Food prices declined slightly in October, particularly food consumed at home. Prices fell for fruit & vegetables, dairy and cereals and bakery items. Prices for meat, poultry, fish and eggs were flat.

We expect inflation to slow again in November as falling prices at the pump leave more discretionary dollars in consumers’ wallets just prior to the holiday season. Shelter costs are expected to cool further. Demand has softened as foreign buyers have pulled back. The ongoing fly in the ointment is medical costs, which along with other service sector costs are expected to pick up in the months to come.

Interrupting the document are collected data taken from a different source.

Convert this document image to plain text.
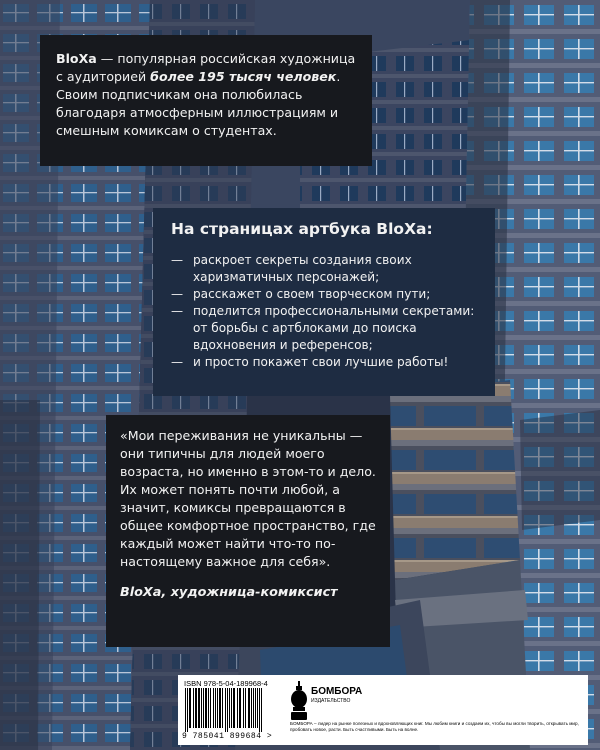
BloXa — популярная российская художница с аудиторией более 195 тысяч человек. Своим подписчикам она полюбилась благодаря атмосферным иллюстрациям и смешным комиксам о студентах.

На страницах артбука BloXa:

— раскроет секреты создания своих харизматичных персонажей;
— расскажет о своем творческом пути;
— поделится профессиональными секретами: от борьбы с артблоками до поиска вдохновения и референсов;
— и просто покажет свои лучшие работы!

«Мои переживания не уникальны — они типичны для людей моего возраста, но именно в этом-то и дело. Их может понять почти любой, а значит, комиксы превращаются в общее комфортное пространство, где каждый может найти что-то по-настоящему важное для себя».

BloXa, художница-комиксист

ISBN 978-5-04-189968-4
9 785041 899684 >
БОМБОРА
ИЗДАТЕЛЬСТВО
БОМБОРА – лидер на рынке полезных и вдохновляющих книг. Мы любим книги и создаем их, чтобы вы могли творить, открывать мир, пробовать новое, расти. Быть счастливыми. Быть на волне.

Another potential problem for inflation is tariffs. The administration has revealed deep divisions among its economic advisors on this issue. The director of the National Economic Council (NEC), Larry Kudlow, is working to tamp down threats of additional tariffs on China at the same time that Peter Navarro, the director of trade policy, has escalated his rhetoric. The administration is threatening to levy tariffs on vehicles, which had received a waiver at least temporarily.

This is all in addition to the inflation that is already in the pipeline. Retailers and manufacturers have attempted to absorb the shock due to higher input prices created by tariffs. However, across-the-board prices are slated to go through at the start of the new year.

Bottom Line
The Federal Reserve is still on track to raise rates in December. The trajectory of additional rate hikes will depend on how sustained an increase in inflation at the start of the year will be.